Mixed Plate: I'll Get You, Valentine... and Your Little Dog, Too!

It's just a quickie post for today, but I had to ask -- how was everyone's Valentine's Day? Broke-as-a -joke from paying $50 for roses that are now a quarter of the price? Stuffing your face with 60% off chocolates shaped like little hearts? Ahh.... l'amour!

Indy says: Won't you please be my Valentine...? I'm ever so pitiful-looking - Photo by Wasabi Prime

If you spent your February 14th in Western Washington, you're likely cleaning up the crud from the latest winter storm. Pouring rain one second, howling wind the next and LOOK OUT -- falling tree crashing into roads, homes and whatever else is foolish enough to get between that century-old Douglas Fir and terra firma. Stay frosty, Marines -- this week ain't over yet. Amid the flickering lights, I hastily cooked up a simple meal of lamb chops in a red wine sauce, served over a potato galette. Which is to say, meat n' potatoes. It was a noteworthy first as I've never really prepared lamb up until recently and these were the first chops I'd cooked. My thoughts on preparing lamb? Delicious. Searing in a hot pan for a few minutes and then letting the oven finish off the cooking -- with a meat thermometer probe inserted to prevent any over/under cooking, of course. This seems simple to so many others, but this was my first tussle with lamb chops, so I was especially glad they turned out tasty.

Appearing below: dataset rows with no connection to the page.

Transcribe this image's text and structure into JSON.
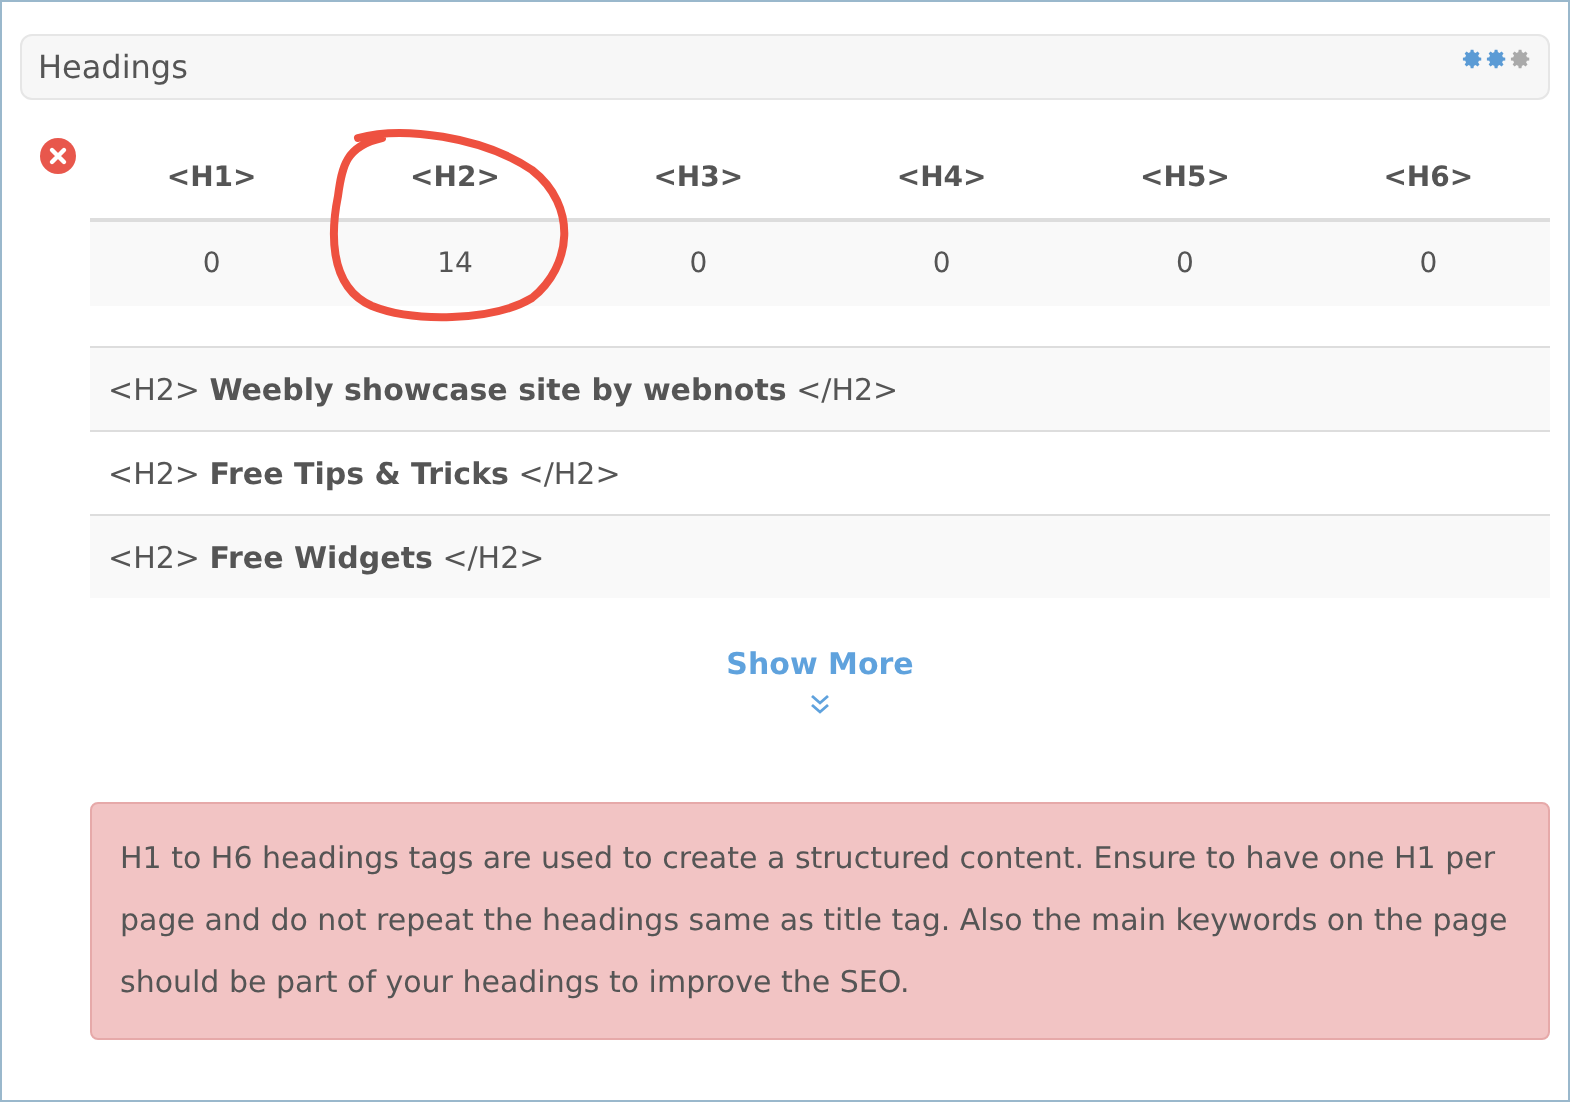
{
  "panel": {
    "title": "Headings"
  },
  "status": {
    "kind": "error"
  },
  "counts": [
    {
      "tag": "<H1>",
      "value": "0"
    },
    {
      "tag": "<H2>",
      "value": "14"
    },
    {
      "tag": "<H3>",
      "value": "0"
    },
    {
      "tag": "<H4>",
      "value": "0"
    },
    {
      "tag": "<H5>",
      "value": "0"
    },
    {
      "tag": "<H6>",
      "value": "0"
    }
  ],
  "headings": [
    "<H2> **Weebly showcase site by webnots** </H2>",
    "<H2> **Free Tips & Tricks** </H2>",
    "<H2> **Free Widgets** </H2>"
  ],
  "show_more": "Show More",
  "alert": "H1 to H6 headings tags are used to create a structured content. Ensure to have one H1 per page and do not repeat the headings same as title tag. Also the main keywords on the page should be part of your headings to improve the SEO."
}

Hot damn, it's lamb! And I didn't ruin it, so Happy Valentine's Day to ME - Photos by Wasabi Prime

Proving yet again that taking photos of red meat is difficult to have it not look like a fresh kill, I instead ply the fair readers with the humiliation of our dog, Indy, who was good enough to pose for Mr. Wasabi's Valentine's Day card this year. I assure you that she was not harmed in any way and she was compensated for her time and emotional suffering with her favorite Peanutter doggie treat. I was also blessed with several Valentine cards from friends, most of them handmade, so as to make me feel even more of a slacker for not making any this year. Thanks, guys. But I will say the sweetest thing this Valentine's Day was feeling more at ease with cooking something new, and sometimes newfound confidence with unfamiliar ingredients and not destroying a special occasion dinner the best gift of all.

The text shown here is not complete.